Podocytes play an important role in the maintenance of the glomerular filtration barrier, and the decrease in podocyte number is associated with the progression of proteinuria (25). Therefore, the effect of glucose fluctuation on cell proliferation and apoptosis was examined. The results showed that there was a significant inhibition in cellular proliferation following AGF treatment. A decrease in viable cells was observed after 72 h of exposure to changes in the glucose concentration in the culture medium. However, the apoptosis rate measured by flow cytometry was not statistically significant, which is similar to the results of a study using human umbilical vein endothelial cells, which found that AGF failed to induce cell apoptosis (26). Extensive studies have indicated that apoptosis and proliferation are mediated by increased levels of ROS (27). ROS plays a dual role in tissue injury, as moderate levels of ROS promote cell survival and proliferation, whereas excessive ROS production can directly induce necrocytosis (28). In the present study, AGF generated more severe oxidative stress with increased level of intracellular ROS compared to hyperglycemia (Fig. 4).

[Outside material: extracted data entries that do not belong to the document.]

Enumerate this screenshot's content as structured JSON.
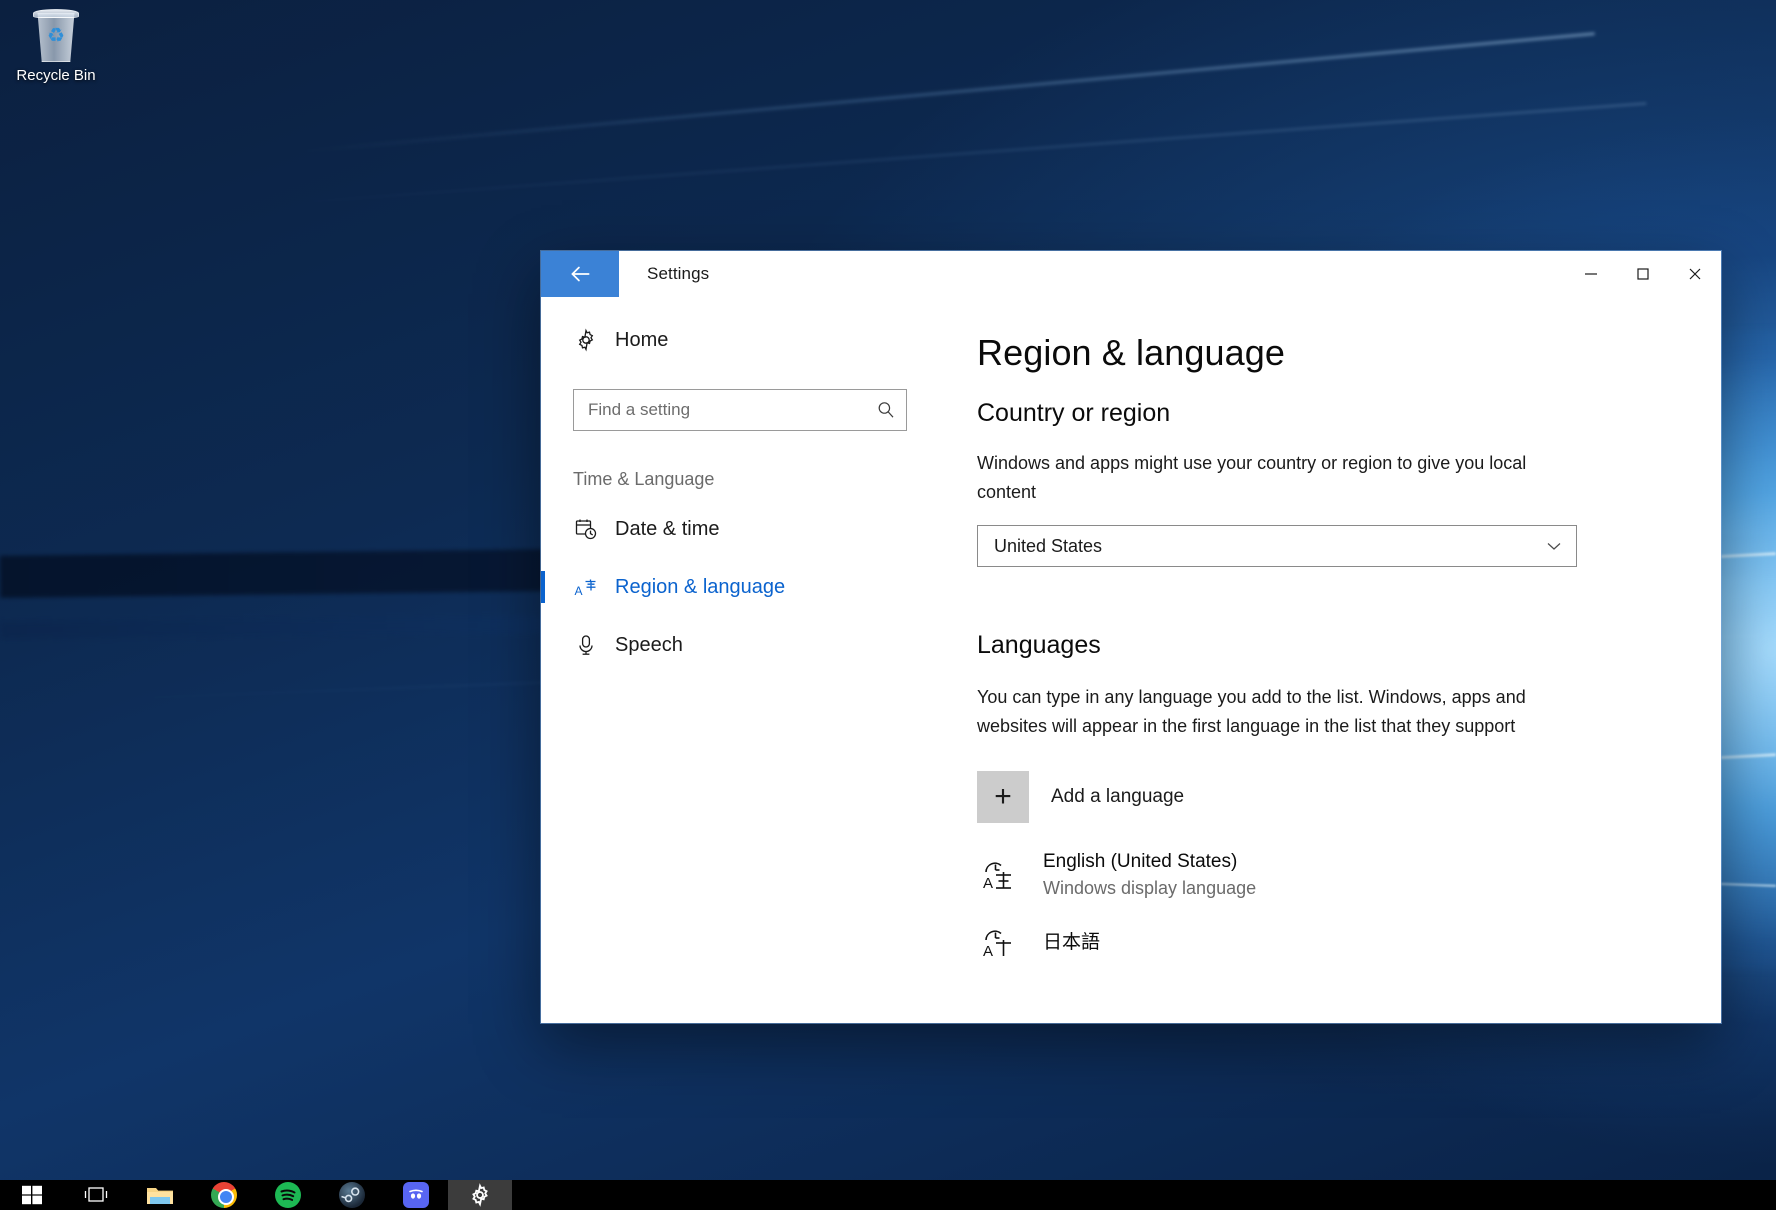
{
  "desktop": {
    "recycle_bin": {
      "label": "Recycle Bin",
      "icon": "recycle-bin-icon"
    }
  },
  "window": {
    "title": "Settings",
    "back_icon": "back-arrow-icon",
    "controls": {
      "minimize": "minimize-icon",
      "maximize": "maximize-icon",
      "close": "close-icon"
    }
  },
  "sidebar": {
    "home": {
      "label": "Home",
      "icon": "gear-icon"
    },
    "search": {
      "placeholder": "Find a setting",
      "value": "",
      "icon": "search-icon"
    },
    "group_title": "Time & Language",
    "items": [
      {
        "label": "Date & time",
        "icon": "calendar-clock-icon",
        "selected": false
      },
      {
        "label": "Region & language",
        "icon": "language-icon",
        "selected": true
      },
      {
        "label": "Speech",
        "icon": "microphone-icon",
        "selected": false
      }
    ]
  },
  "content": {
    "page_title": "Region & language",
    "country_section": {
      "title": "Country or region",
      "description": "Windows and apps might use your country or region to give you local content",
      "select": {
        "value": "United States",
        "chevron_icon": "chevron-down-icon"
      }
    },
    "languages_section": {
      "title": "Languages",
      "description": "You can type in any language you add to the list. Windows, apps and websites will appear in the first language in the list that they support",
      "add_language": {
        "label": "Add a language",
        "icon": "plus-icon"
      },
      "items": [
        {
          "name": "English (United States)",
          "sub": "Windows display language",
          "icon": "language-icon"
        },
        {
          "name": "日本語",
          "sub": "",
          "icon": "language-icon"
        }
      ]
    }
  },
  "taskbar": {
    "items": [
      {
        "name": "start",
        "label": "Start",
        "icon": "windows-logo-icon",
        "active": false
      },
      {
        "name": "task-view",
        "label": "Task View",
        "icon": "task-view-icon",
        "active": false
      },
      {
        "name": "file-explorer",
        "label": "File Explorer",
        "icon": "folder-icon",
        "active": false
      },
      {
        "name": "chrome",
        "label": "Google Chrome",
        "icon": "chrome-icon",
        "active": false
      },
      {
        "name": "spotify",
        "label": "Spotify",
        "icon": "spotify-icon",
        "active": false
      },
      {
        "name": "steam",
        "label": "Steam",
        "icon": "steam-icon",
        "active": false
      },
      {
        "name": "discord",
        "label": "Discord",
        "icon": "discord-icon",
        "active": false
      },
      {
        "name": "settings",
        "label": "Settings",
        "icon": "gear-icon",
        "active": true
      }
    ]
  },
  "colors": {
    "accent": "#0b63ce",
    "back_button": "#3b82d6",
    "taskbar": "#000000",
    "active_task": "#3c3c3c"
  }
}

Current evidence suggests that autophagy may mediate resistance to apoptosis (29). Similar to apoptosis, autophagy also plays a vital role in cellular proliferation and survival, and dysregulated autophagy activation has been described in several diseases (30). It is well-established that Beclin-1 and LC3 are important proteins in autophagy (31). The present results indicated that hyperglycemia caused an increase in the LC3-II/LC3-I ratio and a significant increase in the level of Beclin-1, demonstrating enhanced autophagy. As a cytoprotective function, autophagy is accompanied by ROS production (32). Podocytes may respond to higher ROS levels resulting from AGF by triggering autophagy protective mechanisms to prevent apoptosis. Therefore, AGF induces more autophagy in rat podocytes.

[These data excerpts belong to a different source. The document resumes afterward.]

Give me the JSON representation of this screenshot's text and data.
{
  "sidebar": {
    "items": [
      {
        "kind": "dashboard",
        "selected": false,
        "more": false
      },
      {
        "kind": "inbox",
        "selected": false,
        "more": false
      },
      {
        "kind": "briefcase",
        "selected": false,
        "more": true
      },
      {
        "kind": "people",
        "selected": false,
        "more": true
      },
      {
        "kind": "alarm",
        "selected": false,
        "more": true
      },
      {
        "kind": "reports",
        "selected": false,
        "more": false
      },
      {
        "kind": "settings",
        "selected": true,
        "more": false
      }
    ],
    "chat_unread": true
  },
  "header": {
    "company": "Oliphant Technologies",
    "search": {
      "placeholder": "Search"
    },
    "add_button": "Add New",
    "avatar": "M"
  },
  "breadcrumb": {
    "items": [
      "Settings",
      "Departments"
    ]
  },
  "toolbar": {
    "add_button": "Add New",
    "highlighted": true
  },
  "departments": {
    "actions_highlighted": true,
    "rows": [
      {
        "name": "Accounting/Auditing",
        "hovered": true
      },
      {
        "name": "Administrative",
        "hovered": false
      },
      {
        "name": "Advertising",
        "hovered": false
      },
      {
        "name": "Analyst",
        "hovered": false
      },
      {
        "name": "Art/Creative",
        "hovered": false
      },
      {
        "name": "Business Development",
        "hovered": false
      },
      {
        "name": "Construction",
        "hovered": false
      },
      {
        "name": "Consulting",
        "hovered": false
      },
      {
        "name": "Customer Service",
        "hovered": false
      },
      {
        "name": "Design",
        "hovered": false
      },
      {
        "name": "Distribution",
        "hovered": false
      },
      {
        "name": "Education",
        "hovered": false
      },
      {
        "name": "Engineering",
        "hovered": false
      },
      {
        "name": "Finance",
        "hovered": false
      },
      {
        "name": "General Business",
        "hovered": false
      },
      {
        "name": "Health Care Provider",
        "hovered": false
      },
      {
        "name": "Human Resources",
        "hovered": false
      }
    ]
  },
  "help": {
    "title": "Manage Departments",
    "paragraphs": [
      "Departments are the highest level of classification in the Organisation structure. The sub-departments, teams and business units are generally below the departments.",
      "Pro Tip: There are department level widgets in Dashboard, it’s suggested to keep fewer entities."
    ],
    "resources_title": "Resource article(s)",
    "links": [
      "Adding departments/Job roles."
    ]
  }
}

Additionally, various inflammatory responses were involved in AGF-induced podocyte injury. AGF significantly increased the generation of inflammatory lesions, including the production of IL-1β and TNF-α, consistent with the findings of our previous study (20). TNF-α has been confirmed to induce intracellular ROS production, but the detailed mechanisms remain unclear (33). A previous study indicated that an increase in ROS and TNF-α, in addition to inducing tissue damage, also contributes to the activation of NF-κB (34). An increase in the NADPH oxidase complex through NF-κB activation ultimately leads to enhanced ROS production and further NF-κB activation (35). Ultimately, such activation generates a vicious cycle that contributes to the progressive loss of renal function (36). AGF could also augment inflammatory responses through the activation of the NF-κB signaling pathway.

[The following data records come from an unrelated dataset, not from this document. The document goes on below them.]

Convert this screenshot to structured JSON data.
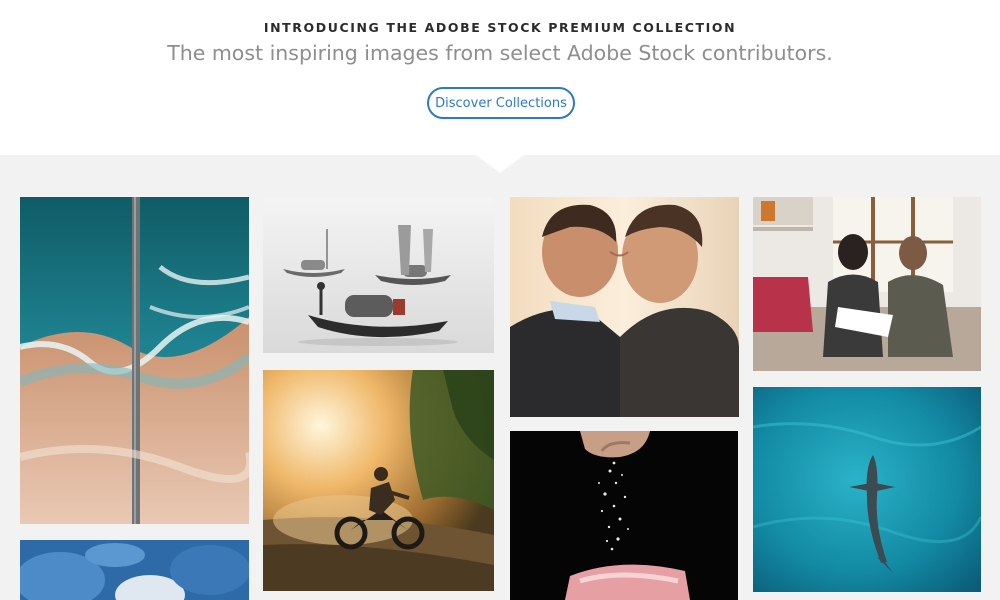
{
  "hero": {
    "eyebrow": "INTRODUCING THE ADOBE STOCK PREMIUM COLLECTION",
    "headline": "The most inspiring images from select Adobe Stock contributors.",
    "cta_label": "Discover Collections"
  },
  "colors": {
    "accent": "#2d79c7",
    "gallery_background": "#f2f2f2"
  }
}
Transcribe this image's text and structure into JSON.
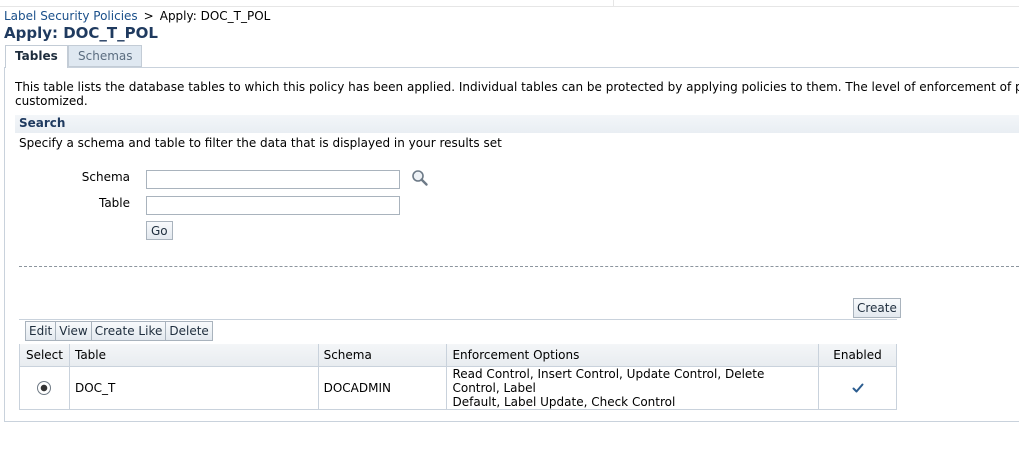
{
  "breadcrumb": {
    "parent": "Label Security Policies",
    "separator": ">",
    "current": "Apply: DOC_T_POL"
  },
  "page_title": "Apply: DOC_T_POL",
  "tabs": [
    {
      "label": "Tables",
      "active": true
    },
    {
      "label": "Schemas",
      "active": false
    }
  ],
  "description": {
    "line1": "This table lists the database tables to which this policy has been applied. Individual tables can be protected by applying policies to them. The level of enforcement of policy for each table c",
    "line2": "customized."
  },
  "search": {
    "title": "Search",
    "help": "Specify a schema and table to filter the data that is displayed in your results set",
    "schema_label": "Schema",
    "schema_value": "",
    "table_label": "Table",
    "table_value": "",
    "go_label": "Go"
  },
  "actions": {
    "create_label": "Create",
    "edit_label": "Edit",
    "view_label": "View",
    "create_like_label": "Create Like",
    "delete_label": "Delete"
  },
  "results": {
    "columns": [
      "Select",
      "Table",
      "Schema",
      "Enforcement Options",
      "Enabled"
    ],
    "rows": [
      {
        "selected": true,
        "table": "DOC_T",
        "schema": "DOCADMIN",
        "enforcement_line1": "Read Control, Insert Control, Update Control, Delete Control, Label",
        "enforcement_line2": "Default, Label Update, Check Control",
        "enabled": true
      }
    ]
  },
  "colors": {
    "link": "#1a4f8a",
    "title": "#1f3a5f",
    "check": "#2b5c8f"
  }
}
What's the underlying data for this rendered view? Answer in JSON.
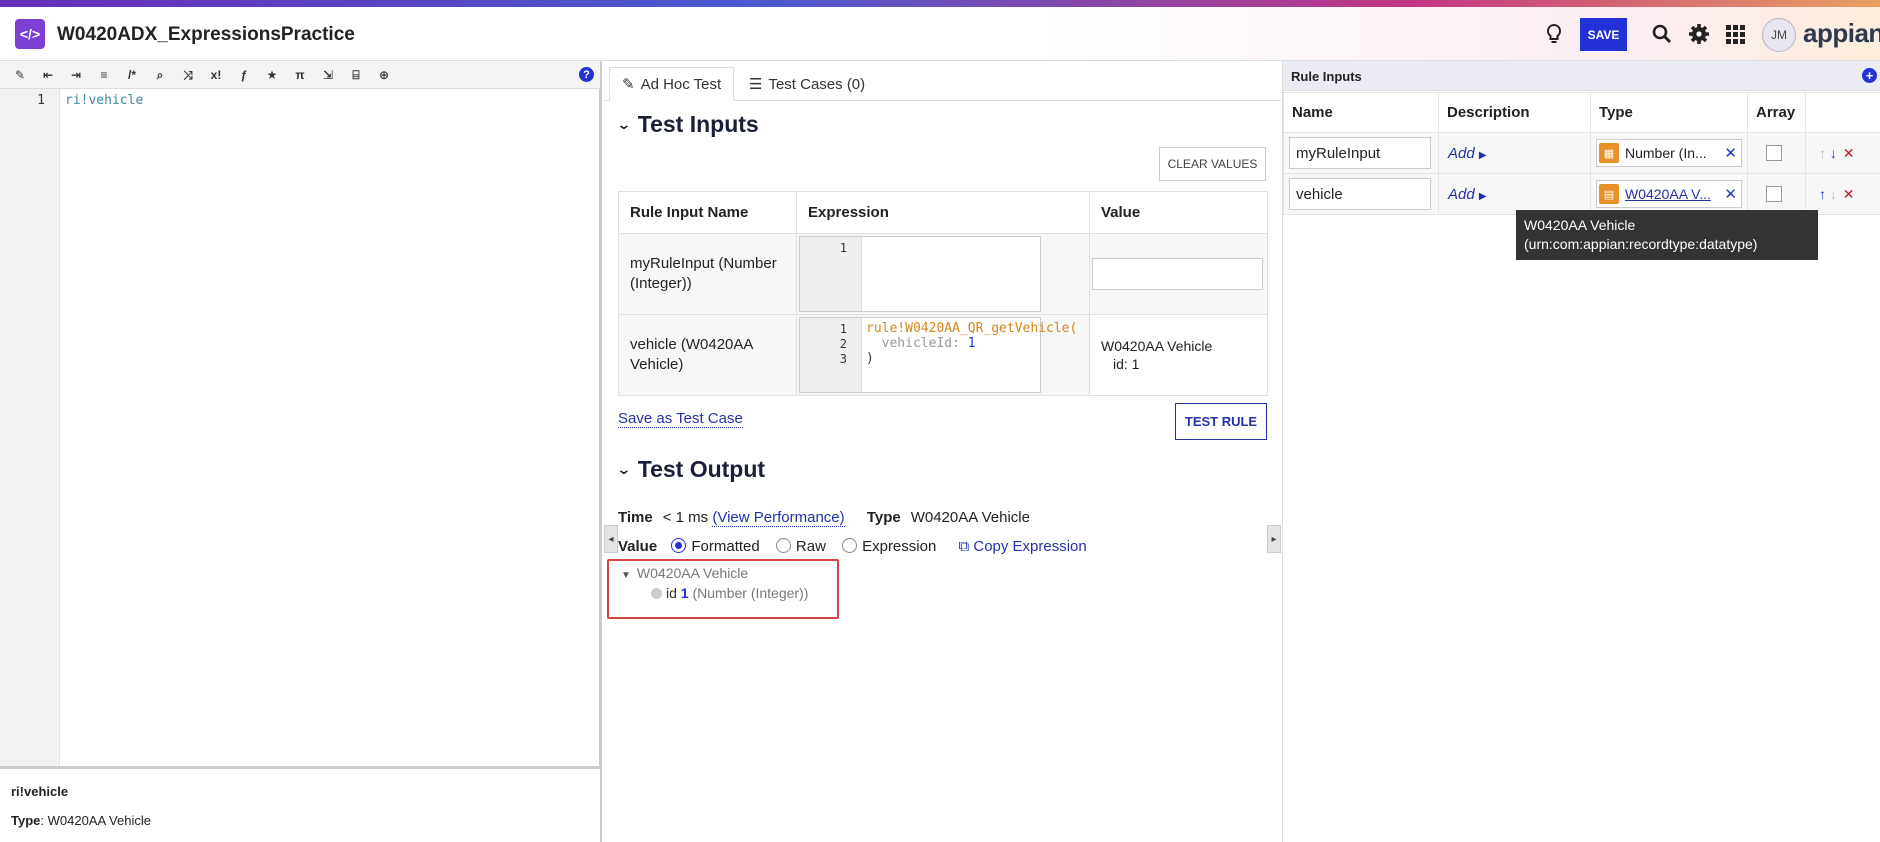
{
  "app": {
    "title": "W0420ADX_ExpressionsPractice",
    "save_label": "SAVE",
    "avatar_initials": "JM",
    "brand": "appian"
  },
  "editor": {
    "line_number": "1",
    "code": "ri!vehicle",
    "info_name": "ri!vehicle",
    "info_type_label": "Type",
    "info_type_value": ": W0420AA Vehicle"
  },
  "tabs": [
    {
      "label": "Ad Hoc Test"
    },
    {
      "label": "Test Cases (0)"
    }
  ],
  "test_inputs": {
    "title": "Test Inputs",
    "clear_label": "CLEAR VALUES",
    "headers": [
      "Rule Input Name",
      "Expression",
      "Value"
    ],
    "rows": [
      {
        "name": "myRuleInput (Number (Integer))",
        "lines": [
          "1"
        ],
        "value": ""
      },
      {
        "name": "vehicle (W0420AA Vehicle)",
        "lines": [
          "1",
          "2",
          "3"
        ],
        "code_l1": "rule!W0420AA_QR_getVehicle(",
        "code_l2_key": "  vehicleId: ",
        "code_l2_val": "1",
        "code_l3": ")",
        "value_l1": "W0420AA Vehicle",
        "value_l2": "id: 1"
      }
    ],
    "save_test_case": "Save as Test Case",
    "test_rule": "TEST RULE"
  },
  "test_output": {
    "title": "Test Output",
    "time_label": "Time",
    "time_value": "< 1 ms",
    "view_perf": "(View Performance)",
    "type_label": "Type",
    "type_value": "W0420AA Vehicle",
    "value_label": "Value",
    "options": [
      "Formatted",
      "Raw",
      "Expression"
    ],
    "selected": "Formatted",
    "copy_label": "Copy Expression",
    "tree_root": "W0420AA Vehicle",
    "tree_key": "id",
    "tree_val": "1",
    "tree_type": "(Number (Integer))"
  },
  "rule_inputs": {
    "title": "Rule Inputs",
    "headers": [
      "Name",
      "Description",
      "Type",
      "Array"
    ],
    "rows": [
      {
        "name": "myRuleInput",
        "desc": "Add",
        "type": "Number (In..."
      },
      {
        "name": "vehicle",
        "desc": "Add",
        "type": "W0420AA V..."
      }
    ],
    "tooltip_l1": "W0420AA Vehicle",
    "tooltip_l2": "(urn:com:appian:recordtype:datatype)"
  },
  "colors": {
    "accent": "#2332d6",
    "app_icon": "#7c3fd4",
    "type_icon": "#e8912a",
    "highlight": "#d64545"
  }
}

RAGE, the specific receptor for AGEs, plays a vital role in oxidative stress. Interactions between RAGE and AGEs activate various signaling pathways and subsequently induce oxidative stress and an inflammatory response, which leads to the pathological development of DN (37). Due to long-term hyperglycemia, diabetic patients accumulate a larger number of AGEs in vivo, and an excessive amount can increase RAGE expression. In addition, TNF-α is potent inducer of RAGE expression, and ROS-mediated RAGE induction occurs via NF-κB activation (38). Thus, we investigated whether AGF could upregulate RAGE expression. As expected, hyperglycemia increased the level of RAGE expression in rat podocytes, which was further promoted by AGF. This effect is likely related to higher levels of ROS, and the downstream transcription factor, NF-κB.

In conclusion, the present study demonstrates that acute glucose fluctuation induces rat podocyte injury by aggravating oxidative stress, enhancing the inflammatory response, and activating the RAGE/NF-κB signaling pathway. Therefore, the maintenance of a stable range of blood glucose fluctuation may help delay the development of DN.